So sue us over hacking–Bautista
COMMISSION on Elections Chair Andres Bautista on Sunday said he was ready to face any case, even impeachment, in connection with the massive leak of 55 million voters’ personal information from the Comelec database earlier this month.
“We are prepared for any case that may be brought against us. Personally, hindi naman ako kapit tuko sa posisyon (I am not clinging to my position). Our job here is difficult and we are doing our best to have credible elections on May 9,” Bautista said in an interview over dzBB.
Bautista said the system that ran the public information website of the poll body had been established long before he assumed the position of Comelec chair in May last year.
“We have an information technology department and consultants,” he said.
For her part, Commissioner Rowena Guanzon said she understood the sentiments of the people and she respected their right to file complaints based on law and the Constitution.
“More security precautions should have been taken even in a website with a publicly available information,” said Guanzon in a separate interview over the same station.

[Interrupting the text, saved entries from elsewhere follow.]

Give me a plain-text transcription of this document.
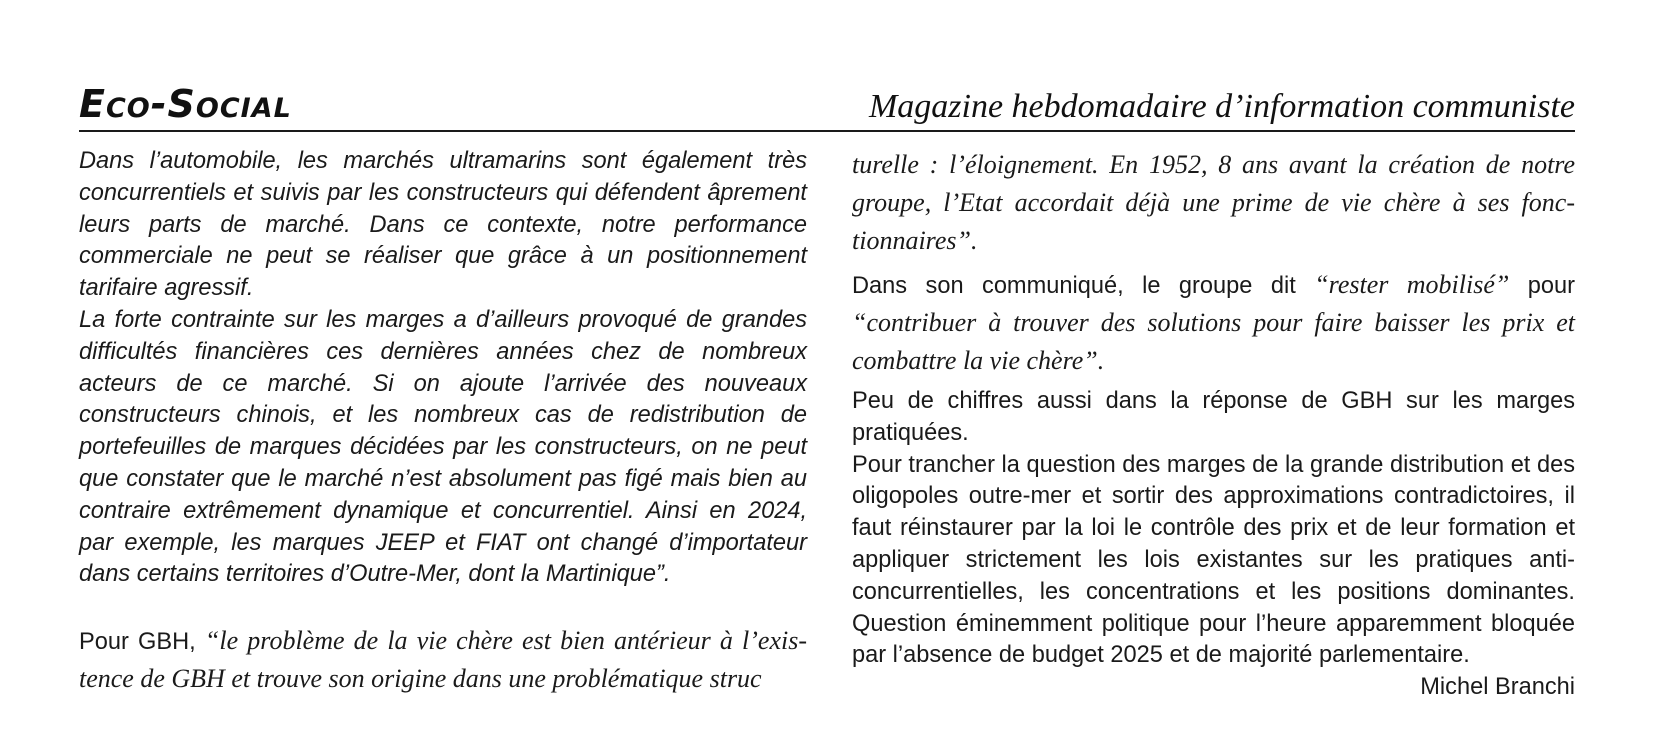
Eco-Social	Magazine hebdomadaire d’information communiste

Dans l’automobile, les marchés ultramarins sont également très concurrentiels et suivis par les constructeurs qui défendent âprement leurs parts de marché. Dans ce contexte, notre performance commerciale ne peut se réaliser que grâce à un positionnement tarifaire agressif.

La forte contrainte sur les marges a d’ailleurs provoqué de grandes difficultés financières ces dernières années chez de nombreux acteurs de ce marché. Si on ajoute l’arrivée des nouveaux constructeurs chinois, et les nombreux cas de redistribution de portefeuilles de marques décidées par les constructeurs, on ne peut que constater que le marché n’est absolument pas figé mais bien au contraire extrêmement dynamique et concurrentiel. Ainsi en 2024, par exemple, les marques JEEP et FIAT ont changé d’importateur dans certains territoires d’Outre-Mer, dont la Martinique”.

Pour GBH, “le problème de la vie chère est bien antérieur à l’existence de GBH et trouve son origine dans une problématique struc

turelle : l’éloignement. En 1952, 8 ans avant la création de notre groupe, l’Etat accordait déjà une prime de vie chère à ses fonctionnaires”.

Dans son communiqué, le groupe dit “rester mobilisé” pour “contribuer à trouver des solutions pour faire baisser les prix et combattre la vie chère”.

Peu de chiffres aussi dans la réponse de GBH sur les marges pratiquées.

Pour trancher la question des marges de la grande distribution et des oligopoles outre-mer et sortir des approximations contradictoires, il faut réinstaurer par la loi le contrôle des prix et de leur formation et appliquer strictement les lois existantes sur les pratiques anti-concurrentielles, les concentrations et les positions dominantes. Question éminemment politique pour l’heure apparemment bloquée par l’absence de budget 2025 et de majorité parlementaire.

Michel Branchi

On Friday, election watchdog Kontra Daya said it was consulting with lawyers to see if it could bring a case against the Comelec for violation of the Data Privacy Act.
The group said the leaked information could be used in poll fraud.
Information technology experts said it exposed registered voters to identity theft, credit card fraud and faked ID cards, among other risks.
How did it happen?
Bautista said the poll body would issue a report on the results of the internal investigation it conducted on how the leak happened and who should be held accountable for it.
“We will come out with a report on the findings of the investigation and should someone be found liable, we will make sure they will be held responsible. If people would want to file a case against us, that is their right,” said the Comelec chief.
He said the internal investigation should also be able to answer some of their questions, among them: Why was the website hosted by a private service provider and not by the Department of Science and Technology? What were the initial safeguards put in place and how did the hackers breach security?
The Comelec officials also reassured the public the hacking of the website would not compromise the automated election system as the latter would use different servers and computers.
“The computers and security programs that would be used in the automated election system are very sophisticated,” said Guanzon.